When you’ve been working with nf-core pipelines for a while, you often will get very used to many of the convenience functionality offered by the wider nf-core infrastructure.

One such thing is the centralised nf-core/configs repository of pre-configured configuration files that allow nf-core pipelines to run optimally on institutional clusters via the -profile parameter, e.g. -profile uppmax. A list of existing institutional profiles can be seen on the nf-core website.

One great thing about nf-core/configs is that they aren’t just restricted to nf-core pipelines, they can also be used in fully fledged ‘unofficial’ nf-core pipelines but also in your own custom mini-scripts and pipelines!

Here we will describe the four things you will need to do in your custom script or pipeline to use nf-core institutional configs.
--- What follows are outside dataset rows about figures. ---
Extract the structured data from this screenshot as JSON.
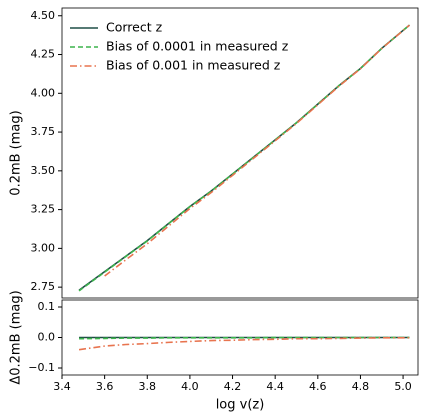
{
  "chart_data": [
    {
      "type": "line",
      "ylabel": "0.2mB (mag)",
      "xlim": [
        3.4,
        5.07
      ],
      "ylim": [
        2.68,
        4.55
      ],
      "yticks": [
        2.75,
        {
          "value": 3,
          "label": "3.00"
        },
        3.25,
        {
          "value": 3.5,
          "label": "3.50"
        },
        3.75,
        {
          "value": 4,
          "label": "4.00"
        },
        4.25,
        {
          "value": 4.5,
          "label": "4.50"
        }
      ],
      "legend": "upper left",
      "x": [
        3.48,
        3.6,
        3.7,
        3.8,
        3.9,
        4.0,
        4.1,
        4.2,
        4.3,
        4.4,
        4.5,
        4.6,
        4.7,
        4.8,
        4.9,
        5.03
      ],
      "series": [
        {
          "name": "Correct z",
          "color": "#1f4e46",
          "dash": "solid",
          "values": [
            2.73,
            2.85,
            2.95,
            3.05,
            3.16,
            3.27,
            3.37,
            3.48,
            3.59,
            3.7,
            3.81,
            3.93,
            4.05,
            4.16,
            4.29,
            4.44
          ]
        },
        {
          "name": "Bias of 0.0001 in measured z",
          "color": "#3cb44b",
          "dash": "dashed",
          "values": [
            2.726,
            2.847,
            2.948,
            3.048,
            3.159,
            3.269,
            3.369,
            3.479,
            3.589,
            3.7,
            3.81,
            3.93,
            4.05,
            4.16,
            4.29,
            4.44
          ]
        },
        {
          "name": "Bias of 0.001 in measured z",
          "color": "#e8744f",
          "dash": "dashdot",
          "values": [
            null,
            2.822,
            2.927,
            3.03,
            3.144,
            3.257,
            3.36,
            3.471,
            3.583,
            3.694,
            3.806,
            3.926,
            4.047,
            4.158,
            4.289,
            4.439
          ]
        }
      ]
    },
    {
      "type": "line",
      "xlabel": "log v(z)",
      "ylabel": "Δ0.2mB (mag)",
      "xlim": [
        3.4,
        5.07
      ],
      "ylim": [
        -0.123,
        0.123
      ],
      "xticks": [
        3.4,
        3.6,
        3.8,
        {
          "value": 4,
          "label": "4.0"
        },
        4.2,
        4.4,
        4.6,
        4.8,
        {
          "value": 5,
          "label": "5.0"
        }
      ],
      "yticks": [
        {
          "value": -0.1,
          "label": "−0.1"
        },
        {
          "value": 0,
          "label": "0.0"
        },
        0.1
      ],
      "x": [
        3.48,
        3.6,
        3.7,
        3.8,
        3.9,
        4.0,
        4.1,
        4.2,
        4.3,
        4.4,
        4.5,
        4.6,
        4.7,
        4.8,
        4.9,
        5.03
      ],
      "series": [
        {
          "name": "Correct z",
          "color": "#1f4e46",
          "dash": "solid",
          "values": [
            0,
            0,
            0,
            0,
            0,
            0,
            0,
            0,
            0,
            0,
            0,
            0,
            0,
            0,
            0,
            0
          ]
        },
        {
          "name": "Bias of 0.0001 in measured z",
          "color": "#3cb44b",
          "dash": "dashed",
          "values": [
            -0.004,
            -0.003,
            -0.002,
            -0.002,
            -0.001,
            -0.001,
            -0.001,
            -0.001,
            -0.001,
            0,
            0,
            0,
            0,
            0,
            0,
            0
          ]
        },
        {
          "name": "Bias of 0.001 in measured z",
          "color": "#e8744f",
          "dash": "dashdot",
          "values": [
            -0.04,
            -0.028,
            -0.023,
            -0.02,
            -0.016,
            -0.013,
            -0.01,
            -0.009,
            -0.007,
            -0.006,
            -0.004,
            -0.004,
            -0.003,
            -0.002,
            -0.001,
            -0.001
          ]
        }
      ]
    }
  ]
}
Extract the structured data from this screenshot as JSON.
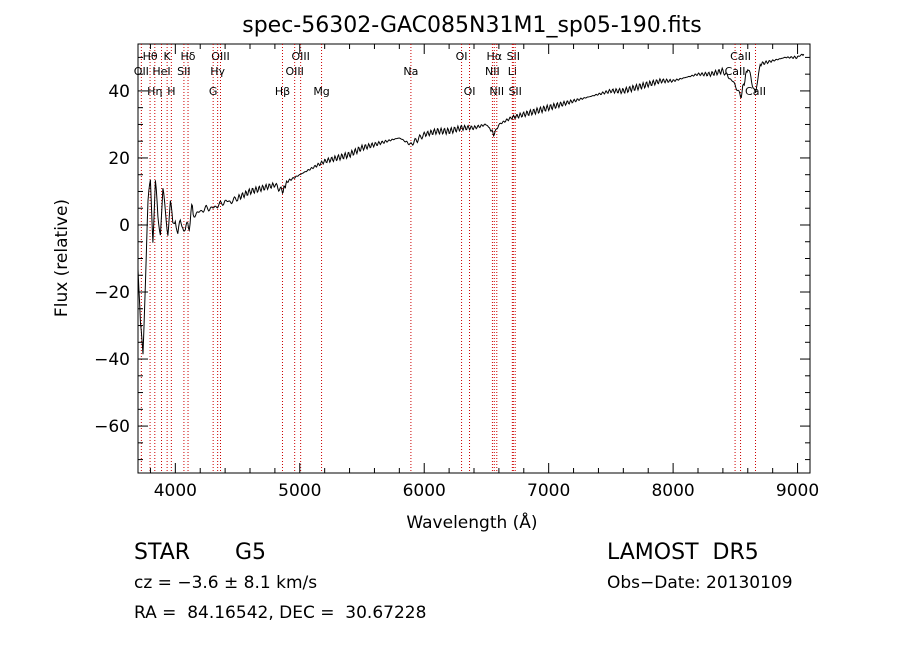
{
  "chart_data": {
    "type": "line",
    "title": "spec-56302-GAC085N31M1_sp05-190.fits",
    "xlabel": "Wavelength (Å)",
    "ylabel": "Flux (relative)",
    "xlim": [
      3700,
      9100
    ],
    "ylim": [
      -74,
      54
    ],
    "xticks": [
      4000,
      5000,
      6000,
      7000,
      8000,
      9000
    ],
    "yticks": [
      -60,
      -40,
      -20,
      0,
      20,
      40
    ],
    "grid": false,
    "series": [
      {
        "color": "#000000",
        "x": [
          3700,
          3720,
          3740,
          3760,
          3780,
          3800,
          3820,
          3840,
          3860,
          3880,
          3900,
          3920,
          3940,
          3960,
          3980,
          4000,
          4020,
          4040,
          4060,
          4080,
          4100,
          4150,
          4200,
          4250,
          4300,
          4350,
          4400,
          4450,
          4500,
          4600,
          4700,
          4800,
          4861,
          4900,
          5000,
          5100,
          5200,
          5300,
          5400,
          5500,
          5600,
          5700,
          5800,
          5890,
          6000,
          6100,
          6200,
          6300,
          6400,
          6500,
          6563,
          6600,
          6700,
          6800,
          6900,
          7000,
          7100,
          7200,
          7300,
          7400,
          7500,
          7600,
          7700,
          7800,
          7900,
          8000,
          8100,
          8200,
          8300,
          8400,
          8498,
          8542,
          8600,
          8662,
          8700,
          8800,
          8900,
          9000,
          9050
        ],
        "y": [
          -10,
          -30,
          -38,
          -15,
          5,
          12,
          -5,
          10,
          0,
          -3,
          8,
          2,
          -2,
          6,
          0,
          4,
          -2,
          2,
          3,
          0,
          1,
          3,
          4,
          5,
          5,
          6,
          7,
          7,
          8,
          10,
          11,
          12,
          10,
          13,
          15,
          17,
          19,
          20,
          21,
          23,
          24,
          25,
          26,
          24,
          27,
          28,
          28,
          29,
          29,
          30,
          27,
          30,
          32,
          33,
          34,
          35,
          36,
          37,
          38,
          39,
          40,
          40,
          41,
          42,
          43,
          43,
          44,
          45,
          45,
          46,
          42,
          38,
          47,
          39,
          48,
          49,
          50,
          50,
          51
        ]
      }
    ],
    "annotations": {
      "line_labels": [
        {
          "text": "Hθ",
          "x": 3797,
          "row": 1
        },
        {
          "text": "K",
          "x": 3934,
          "row": 1
        },
        {
          "text": "Hδ",
          "x": 4102,
          "row": 1
        },
        {
          "text": "OIII",
          "x": 4363,
          "row": 1
        },
        {
          "text": "OIII",
          "x": 5007,
          "row": 1
        },
        {
          "text": "OI",
          "x": 6300,
          "row": 1
        },
        {
          "text": "Hα",
          "x": 6563,
          "row": 1
        },
        {
          "text": "SII",
          "x": 6716,
          "row": 1
        },
        {
          "text": "CaII",
          "x": 8542,
          "row": 1
        },
        {
          "text": "OII",
          "x": 3727,
          "row": 2
        },
        {
          "text": "HeI",
          "x": 3889,
          "row": 2
        },
        {
          "text": "SII",
          "x": 4069,
          "row": 2
        },
        {
          "text": "Hγ",
          "x": 4340,
          "row": 2
        },
        {
          "text": "OIII",
          "x": 4959,
          "row": 2
        },
        {
          "text": "Na",
          "x": 5893,
          "row": 2
        },
        {
          "text": "NII",
          "x": 6548,
          "row": 2
        },
        {
          "text": "Li",
          "x": 6708,
          "row": 2
        },
        {
          "text": "CaII",
          "x": 8498,
          "row": 2
        },
        {
          "text": "Hη",
          "x": 3835,
          "row": 3
        },
        {
          "text": "H",
          "x": 3968,
          "row": 3
        },
        {
          "text": "G",
          "x": 4304,
          "row": 3
        },
        {
          "text": "Hβ",
          "x": 4861,
          "row": 3
        },
        {
          "text": "Mg",
          "x": 5175,
          "row": 3
        },
        {
          "text": "OI",
          "x": 6364,
          "row": 3
        },
        {
          "text": "NII",
          "x": 6583,
          "row": 3
        },
        {
          "text": "SII",
          "x": 6731,
          "row": 3
        },
        {
          "text": "CaII",
          "x": 8662,
          "row": 3
        }
      ],
      "line_color": "#cc0000"
    }
  },
  "info": {
    "class": "STAR",
    "subclass": "G5",
    "survey": "LAMOST  DR5",
    "cz": "cz = −3.6 ± 8.1 km/s",
    "obs_date": "Obs−Date: 20130109",
    "radec": "RA =  84.16542, DEC =  30.67228"
  }
}
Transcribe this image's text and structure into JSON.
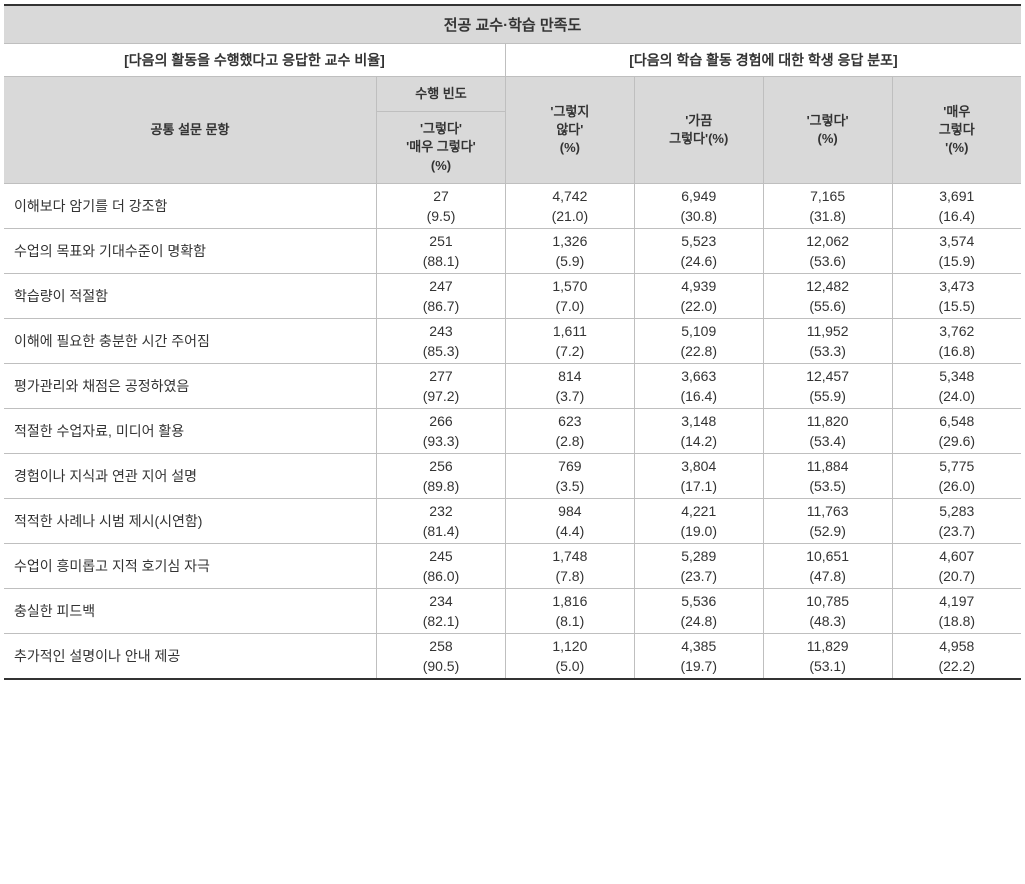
{
  "table": {
    "title": "전공 교수·학습 만족도",
    "subtitle_left": "[다음의 활동을 수행했다고 응답한 교수 비율]",
    "subtitle_right": "[다음의 학습 활동 경험에 대한 학생 응답 분포]",
    "headers": {
      "question": "공통 설문 문항",
      "freq_top": "수행 빈도",
      "freq_sub": "'그렇다'\n'매우 그렇다'\n(%)",
      "resp1": "'그렇지\n않다'\n(%)",
      "resp2": "'가끔\n그렇다'(%)",
      "resp3": "'그렇다'\n(%)",
      "resp4": "'매우\n그렇다\n'(%)"
    },
    "columns": [
      "freq",
      "resp1",
      "resp2",
      "resp3",
      "resp4"
    ],
    "column_widths": {
      "question": 370,
      "data": 128
    },
    "rows": [
      {
        "label": "이해보다 암기를 더 강조함",
        "freq": {
          "n": "27",
          "p": "(9.5)"
        },
        "resp1": {
          "n": "4,742",
          "p": "(21.0)"
        },
        "resp2": {
          "n": "6,949",
          "p": "(30.8)"
        },
        "resp3": {
          "n": "7,165",
          "p": "(31.8)"
        },
        "resp4": {
          "n": "3,691",
          "p": "(16.4)"
        }
      },
      {
        "label": "수업의 목표와 기대수준이 명확함",
        "freq": {
          "n": "251",
          "p": "(88.1)"
        },
        "resp1": {
          "n": "1,326",
          "p": "(5.9)"
        },
        "resp2": {
          "n": "5,523",
          "p": "(24.6)"
        },
        "resp3": {
          "n": "12,062",
          "p": "(53.6)"
        },
        "resp4": {
          "n": "3,574",
          "p": "(15.9)"
        }
      },
      {
        "label": "학습량이 적절함",
        "freq": {
          "n": "247",
          "p": "(86.7)"
        },
        "resp1": {
          "n": "1,570",
          "p": "(7.0)"
        },
        "resp2": {
          "n": "4,939",
          "p": "(22.0)"
        },
        "resp3": {
          "n": "12,482",
          "p": "(55.6)"
        },
        "resp4": {
          "n": "3,473",
          "p": "(15.5)"
        }
      },
      {
        "label": "이해에 필요한 충분한 시간 주어짐",
        "freq": {
          "n": "243",
          "p": "(85.3)"
        },
        "resp1": {
          "n": "1,611",
          "p": "(7.2)"
        },
        "resp2": {
          "n": "5,109",
          "p": "(22.8)"
        },
        "resp3": {
          "n": "11,952",
          "p": "(53.3)"
        },
        "resp4": {
          "n": "3,762",
          "p": "(16.8)"
        }
      },
      {
        "label": "평가관리와 채점은 공정하였음",
        "freq": {
          "n": "277",
          "p": "(97.2)"
        },
        "resp1": {
          "n": "814",
          "p": "(3.7)"
        },
        "resp2": {
          "n": "3,663",
          "p": "(16.4)"
        },
        "resp3": {
          "n": "12,457",
          "p": "(55.9)"
        },
        "resp4": {
          "n": "5,348",
          "p": "(24.0)"
        }
      },
      {
        "label": "적절한 수업자료, 미디어 활용",
        "freq": {
          "n": "266",
          "p": "(93.3)"
        },
        "resp1": {
          "n": "623",
          "p": "(2.8)"
        },
        "resp2": {
          "n": "3,148",
          "p": "(14.2)"
        },
        "resp3": {
          "n": "11,820",
          "p": "(53.4)"
        },
        "resp4": {
          "n": "6,548",
          "p": "(29.6)"
        }
      },
      {
        "label": "경험이나 지식과 연관 지어 설명",
        "freq": {
          "n": "256",
          "p": "(89.8)"
        },
        "resp1": {
          "n": "769",
          "p": "(3.5)"
        },
        "resp2": {
          "n": "3,804",
          "p": "(17.1)"
        },
        "resp3": {
          "n": "11,884",
          "p": "(53.5)"
        },
        "resp4": {
          "n": "5,775",
          "p": "(26.0)"
        }
      },
      {
        "label": "적적한 사례나 시범 제시(시연함)",
        "freq": {
          "n": "232",
          "p": "(81.4)"
        },
        "resp1": {
          "n": "984",
          "p": "(4.4)"
        },
        "resp2": {
          "n": "4,221",
          "p": "(19.0)"
        },
        "resp3": {
          "n": "11,763",
          "p": "(52.9)"
        },
        "resp4": {
          "n": "5,283",
          "p": "(23.7)"
        }
      },
      {
        "label": "수업이 흥미롭고 지적 호기심 자극",
        "freq": {
          "n": "245",
          "p": "(86.0)"
        },
        "resp1": {
          "n": "1,748",
          "p": "(7.8)"
        },
        "resp2": {
          "n": "5,289",
          "p": "(23.7)"
        },
        "resp3": {
          "n": "10,651",
          "p": "(47.8)"
        },
        "resp4": {
          "n": "4,607",
          "p": "(20.7)"
        }
      },
      {
        "label": "충실한 피드백",
        "freq": {
          "n": "234",
          "p": "(82.1)"
        },
        "resp1": {
          "n": "1,816",
          "p": "(8.1)"
        },
        "resp2": {
          "n": "5,536",
          "p": "(24.8)"
        },
        "resp3": {
          "n": "10,785",
          "p": "(48.3)"
        },
        "resp4": {
          "n": "4,197",
          "p": "(18.8)"
        }
      },
      {
        "label": "추가적인 설명이나 안내 제공",
        "freq": {
          "n": "258",
          "p": "(90.5)"
        },
        "resp1": {
          "n": "1,120",
          "p": "(5.0)"
        },
        "resp2": {
          "n": "4,385",
          "p": "(19.7)"
        },
        "resp3": {
          "n": "11,829",
          "p": "(53.1)"
        },
        "resp4": {
          "n": "4,958",
          "p": "(22.2)"
        }
      }
    ],
    "colors": {
      "header_bg": "#d9d9d9",
      "border": "#bfbfbf",
      "outer_border": "#333333",
      "text": "#333333",
      "background": "#ffffff"
    },
    "typography": {
      "base_fontsize": 14,
      "title_fontsize": 15,
      "header_fontsize": 13,
      "font_family": "Malgun Gothic"
    }
  }
}
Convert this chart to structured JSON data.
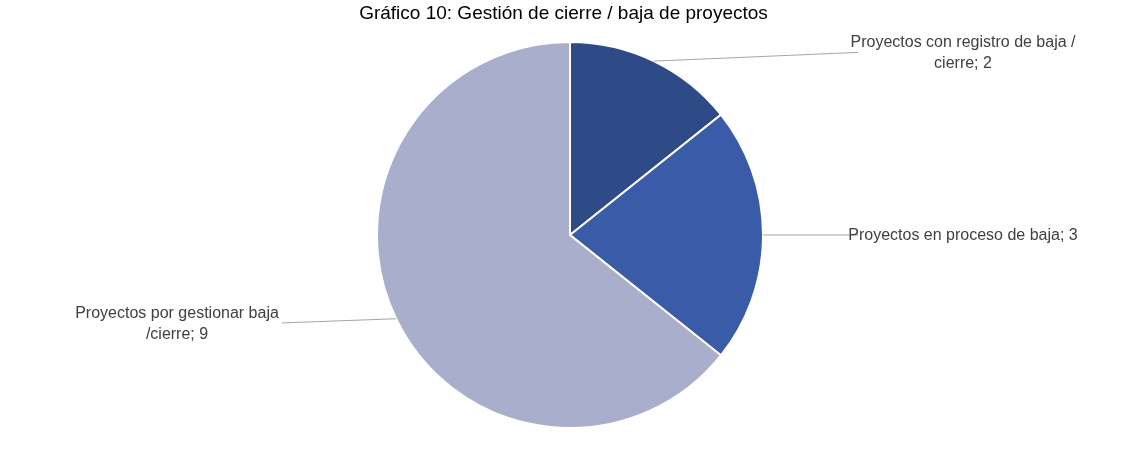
{
  "chart_data": {
    "type": "pie",
    "title": "Gráfico 10: Gestión de cierre / baja de proyectos",
    "categories": [
      "Proyectos con registro de baja / cierre; 2",
      "Proyectos en proceso de baja; 3",
      "Proyectos por gestionar baja /cierre; 9"
    ],
    "values": [
      2,
      3,
      9
    ],
    "colors": [
      "#2e4a87",
      "#3a5ba8",
      "#a8aecb"
    ]
  }
}
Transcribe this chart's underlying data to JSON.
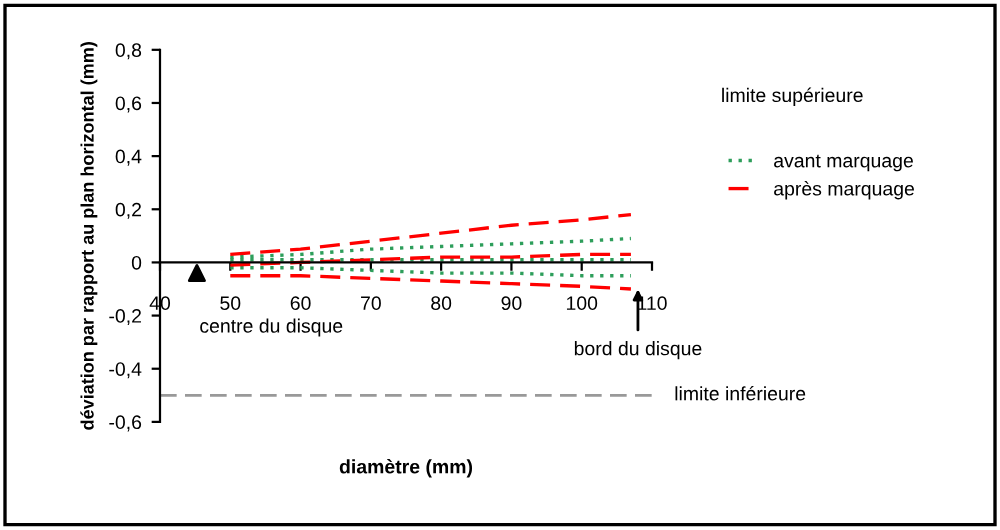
{
  "chart_data": {
    "type": "line",
    "xlabel": "diamètre (mm)",
    "ylabel": "déviation par rapport au plan horizontal (mm)",
    "x": [
      50,
      60,
      70,
      80,
      90,
      100,
      107
    ],
    "series": [
      {
        "name": "avant marquage",
        "color": "#2e9e5b",
        "line_style": "dotted",
        "values": [
          0.02,
          0.03,
          0.05,
          0.06,
          0.07,
          0.08,
          0.09
        ]
      },
      {
        "color": "#2e9e5b",
        "line_style": "dotted",
        "values": [
          0.01,
          0.01,
          0.01,
          0.01,
          0.01,
          0.01,
          0.01
        ]
      },
      {
        "color": "#2e9e5b",
        "line_style": "dotted",
        "values": [
          -0.02,
          -0.02,
          -0.03,
          -0.04,
          -0.04,
          -0.05,
          -0.05
        ]
      },
      {
        "name": "après marquage",
        "color": "#ff0000",
        "line_style": "dashed",
        "values": [
          0.03,
          0.05,
          0.08,
          0.11,
          0.14,
          0.16,
          0.18
        ]
      },
      {
        "color": "#ff0000",
        "line_style": "dashed",
        "values": [
          -0.01,
          0.0,
          0.01,
          0.02,
          0.02,
          0.03,
          0.03
        ]
      },
      {
        "color": "#ff0000",
        "line_style": "dashed",
        "values": [
          -0.05,
          -0.05,
          -0.06,
          -0.07,
          -0.08,
          -0.09,
          -0.1
        ]
      }
    ],
    "xlim": [
      40,
      110
    ],
    "xticks": [
      40,
      50,
      60,
      70,
      80,
      90,
      100,
      110
    ],
    "ylim": [
      -0.6,
      0.8
    ],
    "yticks": [
      {
        "value": -0.6,
        "label": "-0,6"
      },
      {
        "value": -0.4,
        "label": "-0,4"
      },
      {
        "value": -0.2,
        "label": "-0,2"
      },
      {
        "value": 0,
        "label": "0"
      },
      {
        "value": 0.2,
        "label": "0,2"
      },
      {
        "value": 0.4,
        "label": "0,4"
      },
      {
        "value": 0.6,
        "label": "0,6"
      },
      {
        "value": 0.8,
        "label": "0,8"
      }
    ],
    "ref_lines": [
      {
        "axis": "y",
        "value": -0.5,
        "label": "limite inférieure",
        "color": "#999999",
        "line_style": "dashed"
      }
    ],
    "annotations": [
      "limite supérieure",
      "centre du disque",
      {
        "text": "bord du disque",
        "x": 108,
        "y": -0.08
      }
    ],
    "legend": "right",
    "grid": false,
    "marker": "none"
  }
}
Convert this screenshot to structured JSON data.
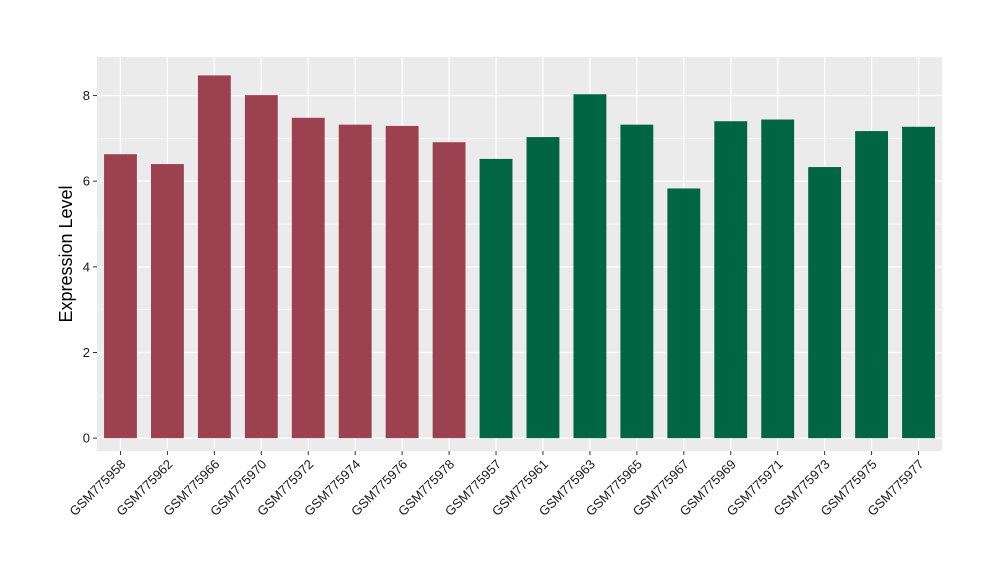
{
  "chart_data": {
    "type": "bar",
    "title": "",
    "xlabel": "",
    "ylabel": "Expression Level",
    "ylim": [
      -0.3,
      8.9
    ],
    "yticks": [
      0,
      2,
      4,
      6,
      8
    ],
    "grid": true,
    "categories": [
      "GSM775958",
      "GSM775962",
      "GSM775966",
      "GSM775970",
      "GSM775972",
      "GSM775974",
      "GSM775976",
      "GSM775978",
      "GSM775957",
      "GSM775961",
      "GSM775963",
      "GSM775965",
      "GSM775967",
      "GSM775969",
      "GSM775971",
      "GSM775973",
      "GSM775975",
      "GSM775977"
    ],
    "values": [
      6.63,
      6.4,
      8.47,
      8.01,
      7.48,
      7.32,
      7.29,
      6.91,
      6.52,
      7.03,
      8.03,
      7.32,
      5.83,
      7.4,
      7.44,
      6.33,
      7.17,
      7.27
    ],
    "groups": [
      0,
      0,
      0,
      0,
      0,
      0,
      0,
      0,
      1,
      1,
      1,
      1,
      1,
      1,
      1,
      1,
      1,
      1
    ],
    "group_colors": [
      "#9B4150",
      "#006543"
    ],
    "panel_background": "#EBEBEB",
    "grid_color": "#FFFFFF"
  }
}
  1. Set default basic resources for all processes, e.g. in a conf/base.config

At the bare minimum, the file should contain:

process {
    cpus   = { check_max( 1    * task.attempt, 'cpus'   ) }
    memory = { check_max( 7.GB * task.attempt, 'memory' ) }
    time   = { check_max( 4.h  * task.attempt, 'time'   ) }
}

(or other sensible default values)

For a more sophisticated base.config, see the full nf-core template

  1. Load the base config in the nextflow.config

The following should be placed outside all scopes:

includeConfig 'conf/base.config'
  1. Load nf-core’s institutional profile repository in the pipeline’s nextflow.config
// Load nf-core custom profiles from different Institutions
try {
    includeConfig "https://raw.githubusercontent.com/nf-core/configs/master/nfcore_custom.config"
} catch (Exception e) {
    System.err.println("WARNING: Could not load nf-core/config profiles: https://raw.githubusercontent.com/nf-core/configs/master/nfcore_custom.config")
}

Note nf-core pipelines use a parameter for the URL to allow debugging.

  1. Finally Add the the check_max function to nextflow.config

The following should be placed outside all scopes, typically at the bottom of the file:

// Function to ensure that resource requirements don't go beyond
// a maximum limit
def check_max(obj, type) {
    if (type == 'memory') {
        try {
            if (obj.compareTo(params.max_memory as nextflow.util.MemoryUnit) == 1)
                return params.max_memory as nextflow.util.MemoryUnit
            else
                return obj
        } catch (all) {
            println "   ### ERROR ###   Max memory '${params.max_memory}' is not valid! Using default value: $obj"
            return obj
        }
    } else if (type == 'time') {
        try {
            if (obj.compareTo(params.max_time as nextflow.util.Duration) == 1)
                return params.max_time as nextflow.util.Duration
            else
                return obj
        } catch (all) {
            println "   ### ERROR ###   Max time '${params.max_time}' is not valid! Using default value: $obj"
            return obj
        }
    } else if (type == 'cpus') {
        try {
            return Math.min( obj, params.max_cpus as int )
        } catch (all) {
            println "   ### ERROR ###   Max cpus '${params.max_cpus}' is not valid! Using default value: $obj"
            return obj
        }
    }
}

With this, you should be able to run nextflow run mainf.nf -profile <your_institutional_profile>, and your custom script/pipeline should integrate nicely with your cluster!